For -Os this should be fine.

I suspect AMD CPUs would want the same output as Intel big cores on these. For example, Agner shows 2 uops for btc on Ryzen, so it has higher latency and less throughput than the plain logic ops. The extra uop is caused by the partial flags update of these instructions?

This is another example where we can't determine profitability in isel. So we should choose whatever we think helps the most common case there. Then, add an MI transform to alter it if we can find profit using uarch machine models and machine trace metrics. If the btc variant always reduces register pressure, that could be a good reason to choose it in isel?

reames added a subscriber: reames.Sep 4 2017, 1:46 PM

I ran into this case in a snippet of hot code just Friday, so I'm glad to see someone's working on it. :) In the case I had, the register allocator was spilling a register in a hot loop just to free up room for constant. I hadn't had a chance to actually performance test the tweaked assembly, but I'd be very surprised if the btc variant wasn't faster in that case.

If the btc variant always reduces register pressure, that could be a good reason to choose it in isel?

Another option here would be to treat this as a register allocator rematerialization problem. We have precedent for doing that for loads which can be folded into instructions, and the "fold constant into instruction" pattern we see here seems somewhat similar in spirit.

Out of the other options, I can't see a late pattern match to convert and/constant form to btc working out very well. In particular, the spilling will have already been done and reversing that seems complicated. Starting with a btc and expanding to the constant/and pattern might be a bit better, but then I worry about missed hoisting opportunities in loops with registers live over them which could have been spill/filled outside the loop.

On a vaguely related topic, has anyone looked at the possible benefit of producing single bit constants via an 8 bit move immediate and a shift immediate? If I'm remembering correctly, it should encode smaller.

zvi added a comment.Sep 4 2017, 5:02 PM

This is another example where we can't determine profitability in isel. So we should choose whatever we think helps the most common case there. Then, add an MI transform to alter it if we can find profit using uarch machine models and machine trace metrics. If the btc variant always reduces register pressure, that could be a good reason to choose it in isel?

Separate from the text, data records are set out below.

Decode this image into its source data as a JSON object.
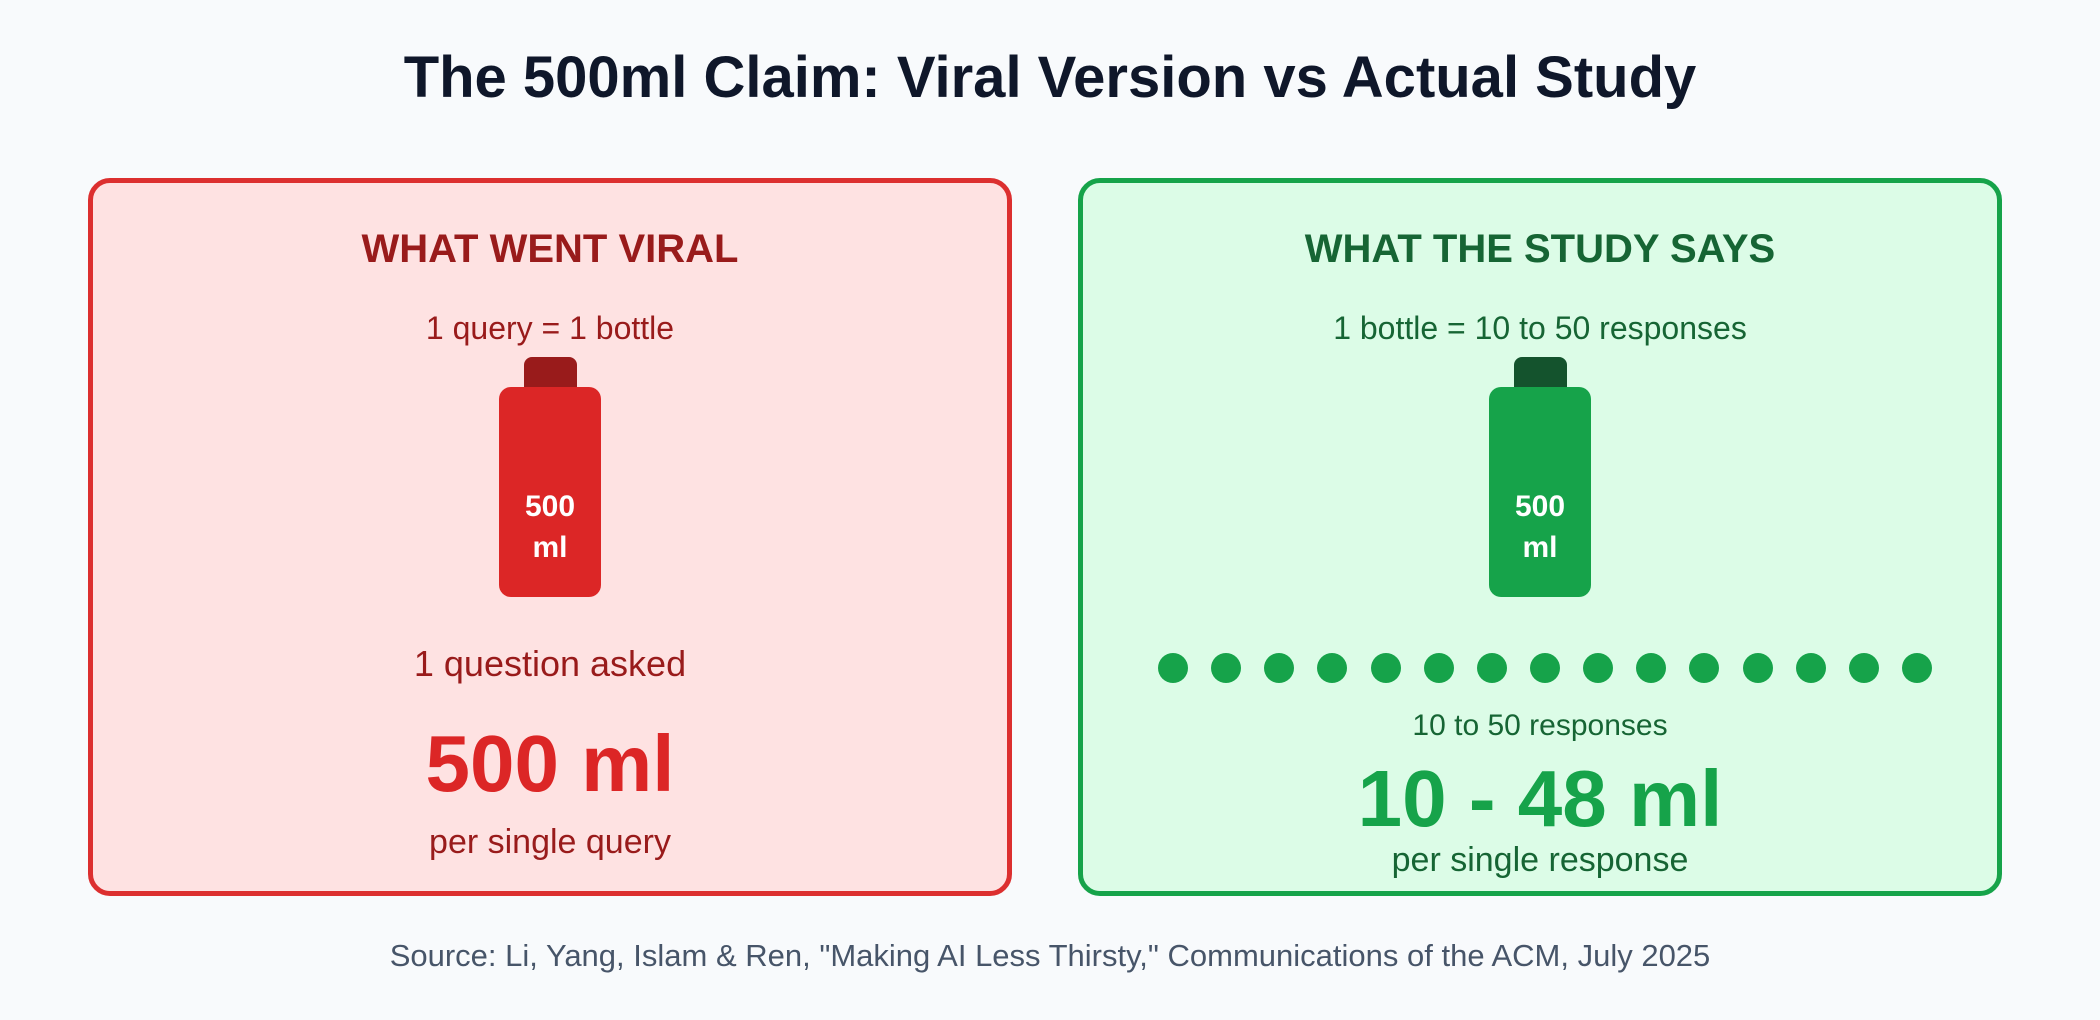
{
  "title": "The 500ml Claim: Viral Version vs Actual Study",
  "colors": {
    "viral_accent": "#dc2626",
    "viral_dark": "#991b1b",
    "viral_bg": "#fee2e2",
    "study_accent": "#16a34a",
    "study_dark": "#166534",
    "study_bg": "#dcfce7"
  },
  "viral": {
    "heading": "WHAT WENT VIRAL",
    "equation": "1 query = 1 bottle",
    "bottle": {
      "icon": "water-bottle-icon",
      "amount": "500",
      "unit": "ml"
    },
    "caption": "1 question asked",
    "big_value": "500 ml",
    "per": "per single query"
  },
  "study": {
    "heading": "WHAT THE STUDY SAYS",
    "equation": "1 bottle = 10 to 50 responses",
    "bottle": {
      "icon": "water-bottle-icon",
      "amount": "500",
      "unit": "ml"
    },
    "dot_count": 15,
    "dots_caption": "10 to 50 responses",
    "big_value": "10 - 48 ml",
    "per": "per single response"
  },
  "source": "Source: Li, Yang, Islam & Ren, \"Making AI Less Thirsty,\" Communications of the ACM, July 2025"
}
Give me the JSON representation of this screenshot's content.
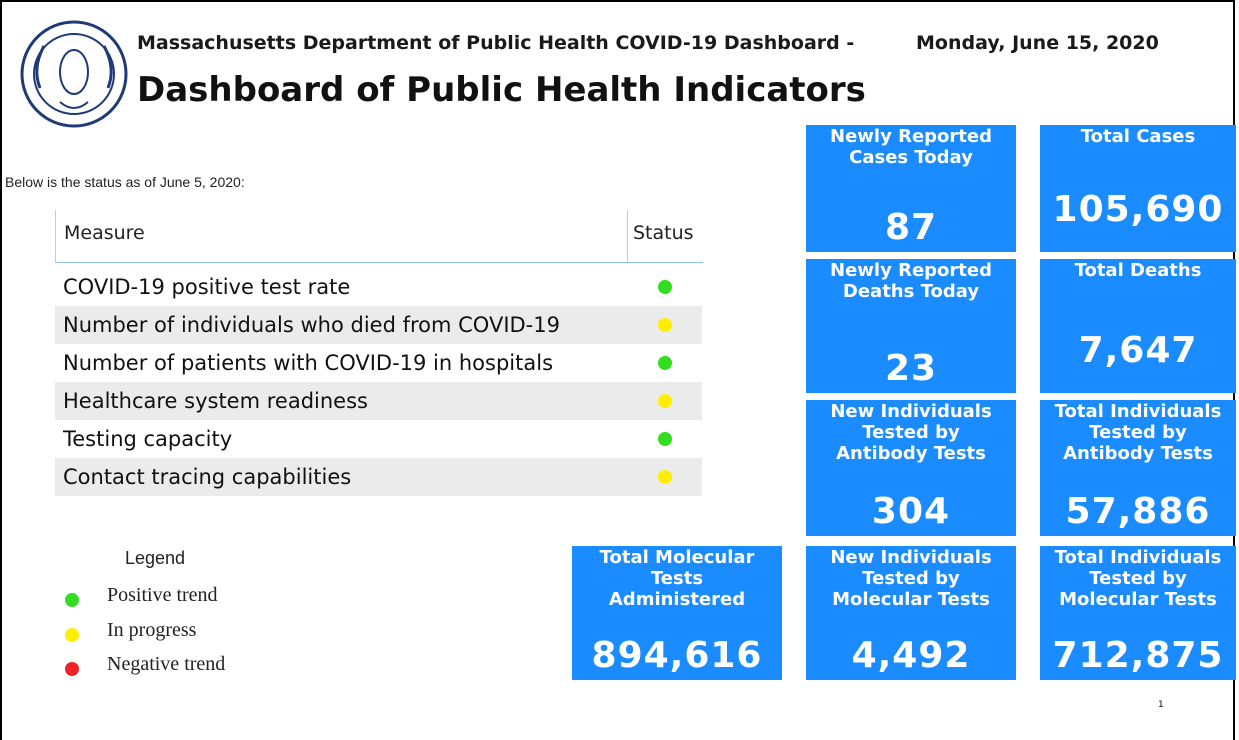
{
  "header": {
    "agency": "Massachusetts Department of Public Health COVID-19 Dashboard -",
    "date": "Monday, June 15, 2020",
    "title": "Dashboard of Public Health Indicators"
  },
  "status_note": "Below is the status as of June 5, 2020:",
  "table": {
    "columns": [
      "Measure",
      "Status"
    ],
    "rows": [
      {
        "measure": "COVID-19 positive test rate",
        "color": "#33dd22"
      },
      {
        "measure": "Number of individuals who died from COVID-19",
        "color": "#ffee00"
      },
      {
        "measure": "Number of patients with COVID-19 in hospitals",
        "color": "#33dd22"
      },
      {
        "measure": "Healthcare system readiness",
        "color": "#ffee00"
      },
      {
        "measure": "Testing capacity",
        "color": "#33dd22"
      },
      {
        "measure": "Contact tracing capabilities",
        "color": "#ffee00"
      }
    ]
  },
  "legend": {
    "title": "Legend",
    "items": [
      {
        "label": "Positive trend",
        "color": "#33dd22"
      },
      {
        "label": "In progress",
        "color": "#ffee00"
      },
      {
        "label": "Negative trend",
        "color": "#ee2222"
      }
    ]
  },
  "tiles": [
    {
      "label": [
        "Newly Reported",
        "Cases Today"
      ],
      "value": "87"
    },
    {
      "label": [
        "Total Cases"
      ],
      "value": "105,690"
    },
    {
      "label": [
        "Newly Reported",
        "Deaths Today"
      ],
      "value": "23"
    },
    {
      "label": [
        "Total Deaths"
      ],
      "value": "7,647"
    },
    {
      "label": [
        "New Individuals",
        "Tested by",
        "Antibody Tests"
      ],
      "value": "304"
    },
    {
      "label": [
        "Total Individuals",
        "Tested by",
        "Antibody Tests"
      ],
      "value": "57,886"
    },
    {
      "label": [
        "Total Molecular",
        "Tests",
        "Administered"
      ],
      "value": "894,616"
    },
    {
      "label": [
        "New Individuals",
        "Tested by",
        "Molecular Tests"
      ],
      "value": "4,492"
    },
    {
      "label": [
        "Total Individuals",
        "Tested by",
        "Molecular Tests"
      ],
      "value": "712,875"
    }
  ],
  "page_number": "1"
}
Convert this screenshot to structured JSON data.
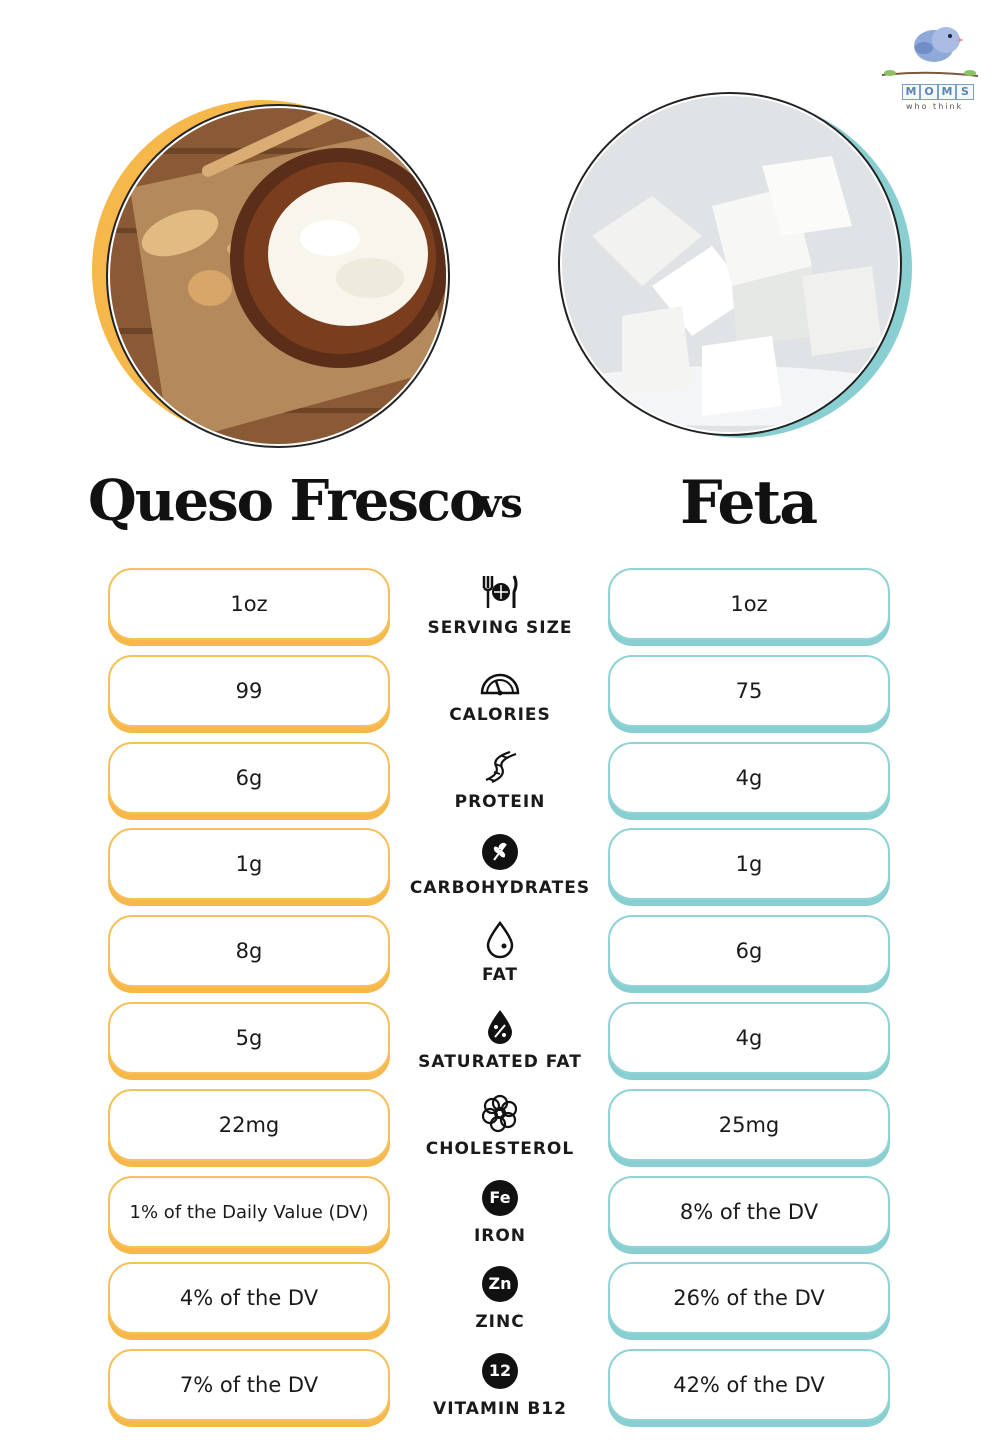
{
  "logo": {
    "blocks": [
      "M",
      "O",
      "M",
      "S"
    ],
    "tagline": "who think"
  },
  "titles": {
    "left": "Queso Fresco",
    "vs": "vs",
    "right": "Feta"
  },
  "colors": {
    "left_accent": "#f6b84a",
    "right_accent": "#89cfd2"
  },
  "rows": [
    {
      "label": "SERVING SIZE",
      "icon": "fork-plate-knife-icon",
      "left": "1oz",
      "right": "1oz"
    },
    {
      "label": "CALORIES",
      "icon": "gauge-icon",
      "left": "99",
      "right": "75"
    },
    {
      "label": "PROTEIN",
      "icon": "protein-helix-icon",
      "left": "6g",
      "right": "4g"
    },
    {
      "label": "CARBOHYDRATES",
      "icon": "wheat-icon",
      "left": "1g",
      "right": "1g"
    },
    {
      "label": "FAT",
      "icon": "drop-icon",
      "left": "8g",
      "right": "6g"
    },
    {
      "label": "SATURATED FAT",
      "icon": "drop-percent-icon",
      "left": "5g",
      "right": "4g"
    },
    {
      "label": "CHOLESTEROL",
      "icon": "cholesterol-icon",
      "left": "22mg",
      "right": "25mg"
    },
    {
      "label": "IRON",
      "icon": "iron-icon",
      "symbol": "Fe",
      "left": "1% of the Daily Value (DV)",
      "right": "8% of the DV"
    },
    {
      "label": "ZINC",
      "icon": "zinc-icon",
      "symbol": "Zn",
      "left": "4% of the DV",
      "right": "26% of the DV"
    },
    {
      "label": "VITAMIN B12",
      "icon": "vitamin-b12-icon",
      "symbol": "12",
      "left": "7% of the DV",
      "right": "42% of the DV"
    }
  ]
}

This is a good argument, but then as @reames mentioned we could also try to handle register-pressure at spill-time by letting the target try some peephole-ish tricks to avoid spilling; not sure how well will this fits in the existing regalloc infrastructure.
FWIW, we set different scheduling strategies for 32-bit and 64-bit due to the difference in register abundance:

else if (Subtarget.is64Bit())
    setSchedulingPreference(Sched::ILP);
  else
    setSchedulingPreference(Sched::RegPressure);

Remove the X86TargetTransformInfo.cpp changes and rebase.

Still need to change to -Os only

This comment was removed by craig.topper.

Qualify with optsize. Add tests with/without optsize

Once more with test file

zvi accepted this revision.Feb 15 2018, 11:14 AM

LGTM

This revision is now accepted and ready to land.Feb 15 2018, 11:14 AM
This revision was automatically updated to reflect the committed changes.